Pendant longtemps, on a cru que le digital avait une empreinte environnementale quasi nulle par rapport à la communication traditionnelle. Celle-ci (affichage, supports papier, etc.) est visible, il est facile d’en estimer le coût carbone au fur et à mesure des différentes étapes de la chaine (impression, transport, recyclage). Le digital est moins palpable. Son principe de croissance exponentielle (selon la loi de Moore, les capacités du digital doublent tous les 2 ans) entre même en contradiction totale avec une partie des règles fondamentales de l’écologie. En outre, la technologie est devenue tellement transparente au fil des ans que la plupart des utilisateurs ne sont pas du tout sensibilisés à son impact. A tort… car entre l’hébergement des données ou l’exploitation des matériaux rares servant à la réalisation des smartphones, ordinateurs et objets connectés, on estime que le digital produit aujourd’hui plus de CO2 que le transport aérien(1).

 

« Si, à notre échelle, il n’est pas possible d’agir sur les infrastructures et les appareils, nous pouvons tenter d’influencer les usages, de participer activement à la pédagogie des utilisateurs et d’agir pour que les dispositifs soient nativement moins énergétivores. » 

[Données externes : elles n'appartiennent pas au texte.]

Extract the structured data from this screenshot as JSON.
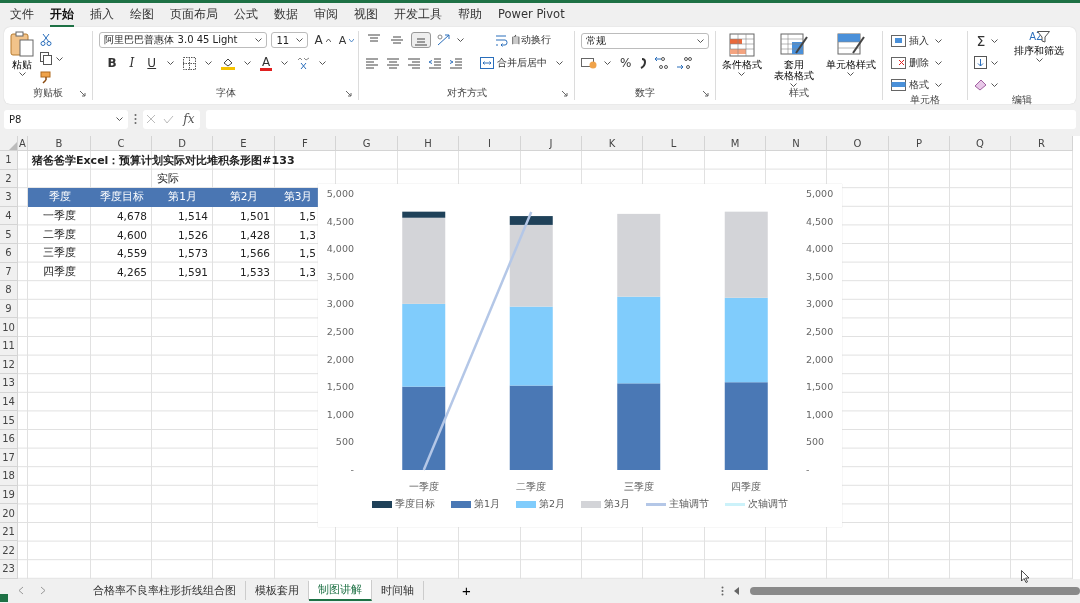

Benoit Dassonville, Directeur associé chez La Suite & Co.

 

Eco-concevoir sa communication : comment ça marche ?

 

Dans l’imaginaire collectif, l’éco-conception est parfois associée à une perte de créativité ou à une dégradation de l’expérience utilisateur. Il n’en est rien, car il s’agit surtout de changer d’approche.

 

« Tout est question d’état d’esprit et de co-construction.
Les créatifs doivent aujourd’hui avoir une sensibilité technique.
Pour qu’un projet digital éco-conçu soit pertinent, original et efficace,
technique et création se doivent d’avancer de concert. »

Yannick Nozal, Directeur artistique chez La Suite & Co.

 

Voici quelques règles simples pour inscrire les projets digitaux dans une démarche durable et responsable :

  • Optimiser le code : un minimum de lignes de code pour la même efficacité. C’est parfois un challenge pour les développeurs mais cela permet de limiter le volume de requêtes serveur. Moins vous envoyez de code, moins vous consommez d’énergie.(2)
  • Limiter le recours aux images et aux vidéos et optimiser leur poids : pour réduire l’impact d’un site web. Pour les vidéos, cette contrainte peut être contournée par l’utilisation de gifs animés par exemple, qui permettent également de développer un lien plus personnel avec l’internaute.
  • Capitaliser sur les typographies : la typographie et la ponctuation peuvent devenir illustration, et avoir autant – voire plus – d’impact qu’une image. Depuis l’avènement de l’HTML 5, il n’y a plus aucune limitation technique à l’usage des différentes polices, puisqu’elles sont désormais hébergées par l’intégrateur et donc compatibles avec tous les navigateurs.
  • Privilégier le mode sombre : il s’agit d’offrir la possibilité d’activer un contenu sur fond noir. L’idée est de concevoir des sites nativement moins énergétivores en proposant des créations sombres qui requièrent moins d’énergie (notamment avec la généralisation des technologies LED ou OLED) que les créations dans les tons clairs. Le mode sombre s’envisage actuellement comme une alternative au mode dit normal. Tout l’enjeu de demain consiste à en faire une nouvelle norme.
  • Favoriser le flat design : autrefois la tendance pour la conception graphique des interfaces digitales était aux effets (ombre, brillance, texture, etc.). Mais ce mode de création est moins compatible avec les pratiques d’économie d’énergie. Le flat design quant à lui permet de radicaliser les principes graphiques du site et de favoriser le développement du mode sombre.
  • Responsabiliser l’utilisateur : les internautes n’ont pas toujours conscience qu’ils peuvent agir sur leur consommation d’énergie digitale. La communication en ligne doit pouvoir les informer et les engager, en leur proposant de passer à un mode de consultation plus économe (fond sombre, apparition des images ou défilement des vidéos uniquement au survol, absence de pré-chargement automatique, etc.).

 

« En tant qu’agence, il est de notre responsabilité d’intégrer ces bonnes pratiques d’éco-conception des systèmes à tous nos projets digitaux, et ce, dès leur genèse. Il nous faut accompagner les clients et les inciter à choisir des solutions plus responsables. »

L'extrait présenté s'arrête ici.